Saraki-CopyThe much-awaited Endowment Fund for the Art and Literature may soon become reality as the Bill for the establishment of the fund scaled first reading in the Senate last week. The Bill, which was sponsored by Senator Shehu Sani from Kaduna State, seeks the possibility of establishing an agency that would be saddled with the responsibility of sourcing funds arts and literature.

Titled National Endowment for Arts, Literature Bill  (2015), Sani, in the lead debate, stated that giving financial support to the creative industry would be like giving life to an aspect of national development that was neglected over time.

He said, “The idea of the Bill is to see to the possibility of establishing a government agency that will support arts and literature financially. It is very clear that this a very good aspect of our national development that has for long been neglected or consigned to the dustbin”.

With the funds he said artists, authors, poets and playwrights will have the opportunity of boosting their talents and careers. Sani regretted that ever since the first generation of Nigerian artists – novelists, poets and playwrights – the country has not done much towards promotion of creativity.
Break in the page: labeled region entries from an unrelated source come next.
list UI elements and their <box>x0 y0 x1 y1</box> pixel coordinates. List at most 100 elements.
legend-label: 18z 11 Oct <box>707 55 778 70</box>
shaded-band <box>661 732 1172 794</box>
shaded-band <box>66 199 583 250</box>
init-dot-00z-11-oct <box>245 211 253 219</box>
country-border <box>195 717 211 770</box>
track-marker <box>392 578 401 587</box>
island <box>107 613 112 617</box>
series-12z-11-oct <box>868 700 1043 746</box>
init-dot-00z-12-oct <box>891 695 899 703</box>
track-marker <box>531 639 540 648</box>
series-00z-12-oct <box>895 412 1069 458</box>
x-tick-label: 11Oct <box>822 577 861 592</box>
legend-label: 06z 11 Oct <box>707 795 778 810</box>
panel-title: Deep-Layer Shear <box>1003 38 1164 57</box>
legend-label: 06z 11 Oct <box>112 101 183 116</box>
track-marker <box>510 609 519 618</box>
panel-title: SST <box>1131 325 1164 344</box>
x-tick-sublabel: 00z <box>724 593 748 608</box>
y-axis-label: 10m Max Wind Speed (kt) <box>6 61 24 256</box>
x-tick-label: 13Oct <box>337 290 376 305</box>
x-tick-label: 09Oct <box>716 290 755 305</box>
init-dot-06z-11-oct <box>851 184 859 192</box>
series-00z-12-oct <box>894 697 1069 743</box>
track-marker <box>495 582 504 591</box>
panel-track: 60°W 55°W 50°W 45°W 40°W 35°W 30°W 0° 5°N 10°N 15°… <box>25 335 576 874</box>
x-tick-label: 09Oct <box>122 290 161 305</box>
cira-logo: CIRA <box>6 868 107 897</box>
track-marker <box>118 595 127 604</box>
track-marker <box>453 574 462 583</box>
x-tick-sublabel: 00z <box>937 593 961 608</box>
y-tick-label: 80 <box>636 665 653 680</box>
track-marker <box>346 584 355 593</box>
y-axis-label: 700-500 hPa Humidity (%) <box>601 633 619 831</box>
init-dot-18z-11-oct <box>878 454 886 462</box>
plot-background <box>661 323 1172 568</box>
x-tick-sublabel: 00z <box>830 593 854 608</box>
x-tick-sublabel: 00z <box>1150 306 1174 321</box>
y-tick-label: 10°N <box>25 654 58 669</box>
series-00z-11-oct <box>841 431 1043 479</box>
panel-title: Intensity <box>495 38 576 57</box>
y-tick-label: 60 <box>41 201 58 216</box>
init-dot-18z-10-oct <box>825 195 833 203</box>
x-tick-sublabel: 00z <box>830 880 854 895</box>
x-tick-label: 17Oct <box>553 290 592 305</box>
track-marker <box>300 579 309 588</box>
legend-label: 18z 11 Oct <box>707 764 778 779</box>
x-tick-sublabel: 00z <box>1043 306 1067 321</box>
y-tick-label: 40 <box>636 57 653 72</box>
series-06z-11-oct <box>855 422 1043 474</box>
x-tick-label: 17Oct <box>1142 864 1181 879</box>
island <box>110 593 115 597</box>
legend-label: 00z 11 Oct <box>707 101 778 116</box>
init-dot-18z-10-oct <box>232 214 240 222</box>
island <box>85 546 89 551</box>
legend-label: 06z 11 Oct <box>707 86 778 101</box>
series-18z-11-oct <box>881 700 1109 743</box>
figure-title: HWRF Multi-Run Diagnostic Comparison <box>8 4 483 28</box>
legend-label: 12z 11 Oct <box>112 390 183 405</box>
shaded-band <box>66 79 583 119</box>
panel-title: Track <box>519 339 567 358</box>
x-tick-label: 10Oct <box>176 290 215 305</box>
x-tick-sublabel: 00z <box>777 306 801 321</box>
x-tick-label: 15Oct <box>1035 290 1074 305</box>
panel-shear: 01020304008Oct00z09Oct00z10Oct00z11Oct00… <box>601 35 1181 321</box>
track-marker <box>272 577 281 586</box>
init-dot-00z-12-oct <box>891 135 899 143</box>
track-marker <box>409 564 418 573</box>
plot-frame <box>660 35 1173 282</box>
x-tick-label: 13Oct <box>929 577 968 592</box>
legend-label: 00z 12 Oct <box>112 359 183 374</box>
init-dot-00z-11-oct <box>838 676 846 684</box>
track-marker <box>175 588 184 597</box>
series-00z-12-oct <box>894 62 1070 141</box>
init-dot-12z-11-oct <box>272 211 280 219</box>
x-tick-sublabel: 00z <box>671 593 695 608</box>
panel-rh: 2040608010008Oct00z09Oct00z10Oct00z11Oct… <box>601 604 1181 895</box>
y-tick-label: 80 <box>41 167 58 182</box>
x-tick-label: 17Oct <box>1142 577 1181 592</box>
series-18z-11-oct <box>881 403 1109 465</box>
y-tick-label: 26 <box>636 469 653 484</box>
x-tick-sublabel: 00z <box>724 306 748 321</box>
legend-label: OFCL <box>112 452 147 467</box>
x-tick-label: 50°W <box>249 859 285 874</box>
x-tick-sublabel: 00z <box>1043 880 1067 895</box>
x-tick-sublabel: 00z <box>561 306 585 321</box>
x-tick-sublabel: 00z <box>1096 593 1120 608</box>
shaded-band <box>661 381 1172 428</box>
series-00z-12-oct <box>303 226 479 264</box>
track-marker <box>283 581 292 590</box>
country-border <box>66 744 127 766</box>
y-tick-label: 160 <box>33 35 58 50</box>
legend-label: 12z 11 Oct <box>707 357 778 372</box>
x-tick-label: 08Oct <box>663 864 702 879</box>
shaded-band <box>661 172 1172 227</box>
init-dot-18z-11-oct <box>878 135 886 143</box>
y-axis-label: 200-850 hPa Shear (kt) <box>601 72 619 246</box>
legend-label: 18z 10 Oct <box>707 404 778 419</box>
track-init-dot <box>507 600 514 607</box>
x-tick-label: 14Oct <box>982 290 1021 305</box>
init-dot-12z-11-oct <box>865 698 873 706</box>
He remarked, “The idea is to avail artists, authors, poets and playwrights the opportunity to be funded so that their talents could see the light of day. Since the first generation of artists, novelists and poets such as Wole Soyinka and Chinua Achebe, we have not been able to support the new generation of artists and literary personalities. So, young people have shown interest in writing and on issues of art but there is virtually no support. This is more like a programme that will help them publish their materials and also help their materials to be used for national development.
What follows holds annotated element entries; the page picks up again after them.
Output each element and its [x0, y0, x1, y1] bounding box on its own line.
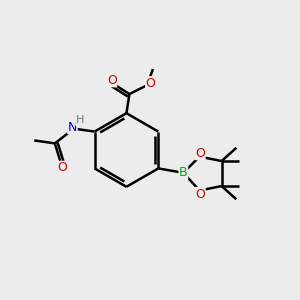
Text: O: O [57, 161, 67, 174]
Text: O: O [107, 74, 117, 87]
Text: O: O [146, 77, 155, 90]
Text: H: H [76, 116, 84, 125]
Text: N: N [68, 121, 77, 134]
Text: B: B [179, 166, 188, 179]
Text: O: O [195, 188, 205, 200]
Text: O: O [195, 147, 205, 160]
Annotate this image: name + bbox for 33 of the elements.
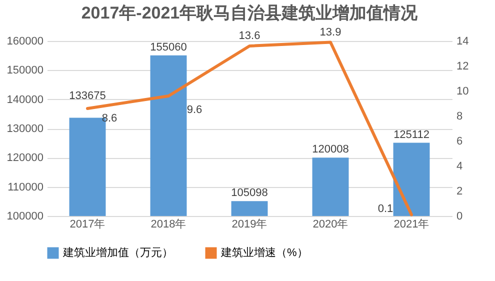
y2-tick-label: 6 [456, 136, 463, 148]
data-label: 9.6 [186, 104, 202, 116]
y2-tick-label: 2 [456, 186, 463, 198]
y2-tick-label: 14 [456, 36, 469, 48]
data-label: 8.6 [102, 112, 118, 124]
x-tick-label: 2019年 [232, 218, 268, 230]
y-tick-label: 130000 [6, 123, 44, 135]
x-tick-label: 2021年 [394, 218, 430, 230]
y2-tick-label: 0 [456, 210, 463, 222]
data-label: 13.6 [238, 30, 260, 42]
y2-tick-label: 4 [456, 160, 463, 172]
y-tick-label: 100000 [6, 210, 44, 222]
x-tick-label: 2020年 [312, 218, 348, 230]
data-label: 155060 [150, 41, 187, 54]
legend-label: 建筑业增速（%） [220, 246, 308, 259]
data-label: 125112 [394, 128, 430, 141]
data-label: 120008 [312, 144, 349, 156]
x-tick-label: 2018年 [150, 218, 186, 230]
chart-title: 2017年-2021年耿马自治县建筑业增加值情况 [81, 3, 419, 22]
y-tick-label: 140000 [6, 94, 44, 106]
y2-tick-label: 8 [456, 110, 463, 122]
data-label: 133675 [69, 90, 106, 102]
y2-tick-label: 10 [456, 86, 469, 98]
legend-label: 建筑业增加值（万元） [62, 246, 173, 259]
y-tick-label: 160000 [6, 36, 44, 48]
data-label: 13.9 [320, 26, 342, 38]
y-tick-label: 110000 [8, 181, 44, 194]
data-label: 0.1 [378, 202, 394, 215]
y-tick-label: 120000 [6, 152, 44, 164]
data-label: 105098 [231, 187, 268, 200]
y-tick-label: 150000 [6, 64, 44, 77]
x-tick-label: 2017年 [70, 218, 106, 230]
y2-tick-label: 12 [456, 60, 469, 72]
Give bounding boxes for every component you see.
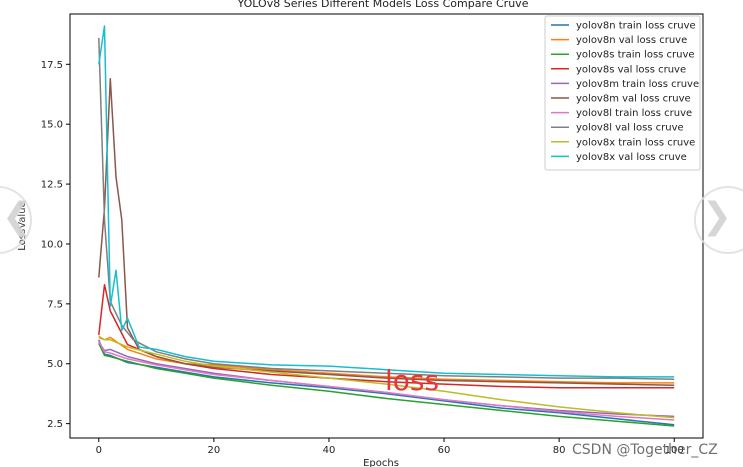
x-tick-label: 0: [96, 445, 102, 456]
chevron-right-icon: ❯: [701, 196, 733, 237]
x-tick-label: 100: [665, 445, 684, 456]
legend-entry: yolov8n train loss cruve: [576, 21, 696, 32]
series-line-9: [98, 335, 675, 419]
csdn-watermark: CSDN @Together_CZ: [572, 442, 718, 458]
chart-title: YOLOv8 Series Different Models Loss Comp…: [237, 0, 529, 10]
series-line-10: [98, 25, 675, 378]
legend-entry: yolov8x train loss cruve: [576, 137, 695, 148]
series-line-8: [98, 37, 675, 381]
x-tick-label: 20: [207, 445, 220, 456]
y-tick-label: 12.5: [41, 180, 63, 191]
series-line-7: [98, 340, 675, 421]
series-line-3: [98, 343, 675, 427]
legend-entry: yolov8s train loss cruve: [576, 50, 695, 61]
x-axis-title: Epochs: [363, 458, 399, 467]
legend-entry: yolov8x val loss cruve: [576, 152, 687, 163]
series-layer: [98, 25, 675, 427]
legend-entry: yolov8n val loss cruve: [576, 35, 687, 46]
series-line-6: [98, 77, 675, 387]
legend-entry: yolov8l train loss cruve: [576, 108, 692, 119]
y-tick-label: 2.5: [47, 419, 63, 430]
y-tick-label: 10.0: [41, 239, 63, 250]
overlay-loss-text: loss: [385, 364, 439, 397]
next-image-button[interactable]: ❯: [694, 186, 743, 254]
series-line-4: [98, 283, 675, 389]
legend-entry: yolov8m val loss cruve: [576, 94, 691, 105]
chevron-left-icon: ❮: [2, 196, 33, 237]
y-tick-label: 17.5: [41, 60, 63, 71]
axes: 0 20 40 60 80 100 2.5 5.0 7.5 10.0 12.5 15.0 17.5: [41, 60, 684, 456]
y-tick-label: 15.0: [41, 120, 63, 131]
x-tick-label: 80: [553, 445, 566, 456]
legend-entry: yolov8m train loss cruve: [576, 79, 699, 90]
legend-entry: yolov8s val loss cruve: [576, 64, 686, 75]
y-tick-label: 5.0: [47, 359, 63, 370]
legend: yolov8n train loss cruve yolov8n val loss…: [544, 15, 701, 171]
y-tick-label: 7.5: [47, 299, 63, 310]
legend-box: [544, 15, 701, 171]
legend-entry: yolov8l val loss cruve: [576, 123, 684, 134]
x-tick-label: 60: [438, 445, 451, 456]
x-tick-label: 40: [323, 445, 336, 456]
“The endowment also makes provisions for dissertations and thesis in the tertiary institutions to see them published. If you go to most of our academic institutions, you will see thesis and dissertations lying on the shelves; they are never used. So, I believe that this kind of endowment will help bring to life those academic materials”.

While speaking on the lingering National Policy on Culture, Sani said it was a reflection of successive governments’ apathy towards the arts, noting, “If you have a serious government, issues of national policy on culture would be taken very seriously. Those multi-national firms and even national agencies have corporate social responsibility but it is not enough. We must begin to appreciate that as a nation; we need to develop the area of education and culture.
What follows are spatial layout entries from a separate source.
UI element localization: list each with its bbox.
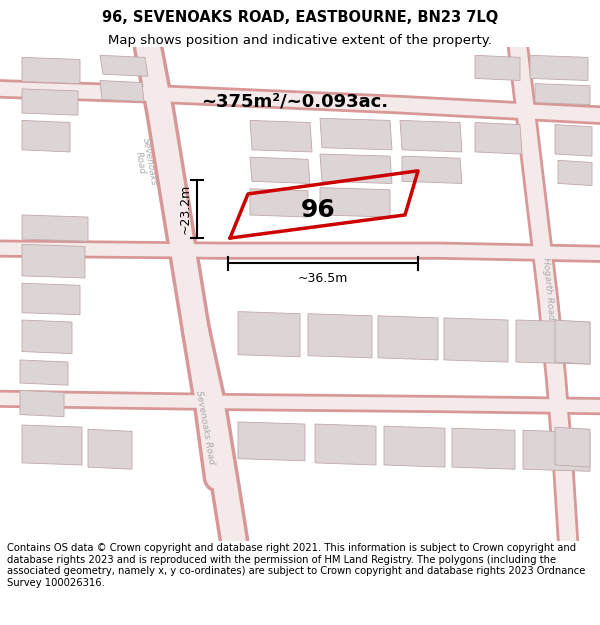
- Polygon shape: [250, 189, 308, 217]
- Polygon shape: [400, 121, 462, 152]
- Text: Sevenoaks
Road: Sevenoaks Road: [131, 137, 159, 188]
- Polygon shape: [402, 156, 462, 184]
- Polygon shape: [308, 314, 372, 358]
- Polygon shape: [320, 154, 392, 184]
- Polygon shape: [555, 320, 590, 364]
- Polygon shape: [384, 426, 445, 467]
- Polygon shape: [22, 58, 80, 84]
- Text: Contains OS data © Crown copyright and database right 2021. This information is : Contains OS data © Crown copyright and d…: [7, 543, 586, 588]
- Polygon shape: [444, 318, 508, 362]
- Polygon shape: [250, 157, 310, 184]
- Polygon shape: [315, 424, 376, 465]
- Polygon shape: [100, 81, 144, 101]
- Polygon shape: [523, 431, 590, 471]
- Polygon shape: [378, 316, 438, 360]
- Polygon shape: [22, 89, 78, 115]
- Text: ~375m²/~0.093ac.: ~375m²/~0.093ac.: [202, 92, 389, 111]
- Polygon shape: [22, 283, 80, 315]
- Polygon shape: [530, 55, 588, 81]
- Polygon shape: [555, 124, 592, 156]
- Polygon shape: [535, 84, 590, 104]
- Polygon shape: [22, 244, 85, 278]
- Text: ~36.5m: ~36.5m: [298, 272, 348, 285]
- Polygon shape: [88, 429, 132, 469]
- Polygon shape: [22, 121, 70, 152]
- Polygon shape: [250, 121, 312, 152]
- Polygon shape: [238, 312, 300, 357]
- Polygon shape: [100, 55, 148, 76]
- Polygon shape: [558, 161, 592, 186]
- Text: Hogarth Road: Hogarth Road: [541, 257, 555, 320]
- Polygon shape: [516, 320, 590, 364]
- Text: ~23.2m: ~23.2m: [179, 184, 192, 234]
- Polygon shape: [22, 425, 82, 465]
- Text: 96, SEVENOAKS ROAD, EASTBOURNE, BN23 7LQ: 96, SEVENOAKS ROAD, EASTBOURNE, BN23 7LQ: [102, 10, 498, 25]
- Text: Sevenoaks Road: Sevenoaks Road: [194, 389, 216, 465]
- Polygon shape: [555, 427, 590, 467]
- Polygon shape: [475, 55, 520, 81]
- Polygon shape: [20, 360, 68, 385]
- Polygon shape: [475, 122, 522, 154]
- Polygon shape: [22, 320, 72, 354]
- Polygon shape: [20, 391, 64, 417]
- Polygon shape: [452, 428, 515, 469]
- Text: 96: 96: [301, 198, 335, 222]
- Polygon shape: [22, 215, 88, 241]
- Polygon shape: [320, 118, 392, 150]
- Polygon shape: [238, 422, 305, 461]
- Text: Map shows position and indicative extent of the property.: Map shows position and indicative extent…: [108, 34, 492, 47]
- Polygon shape: [320, 188, 390, 217]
“This time we are not requesting them to do; we are making a Bill that will insist that they do and by insisting, it means that it is a law which you must not break and if you do, there is certainly going to be consequences for it. When you have a Bill and you do not have a serious legislature or government that will pursue it to the end and see it to life, such things will die. This time around, I have put forth the Bill for the first reading and I will pursue it to the end.

“What we are trying to do is within the structure of the endowment. It is the fund that will include representations from the Association of Nigerian Authors (ANA), radios and television workers, art writers, councils for arts and culture. Also, the product that will come out of it will be to the benefit of all academic institutions – both secondary and post-secondary schools”.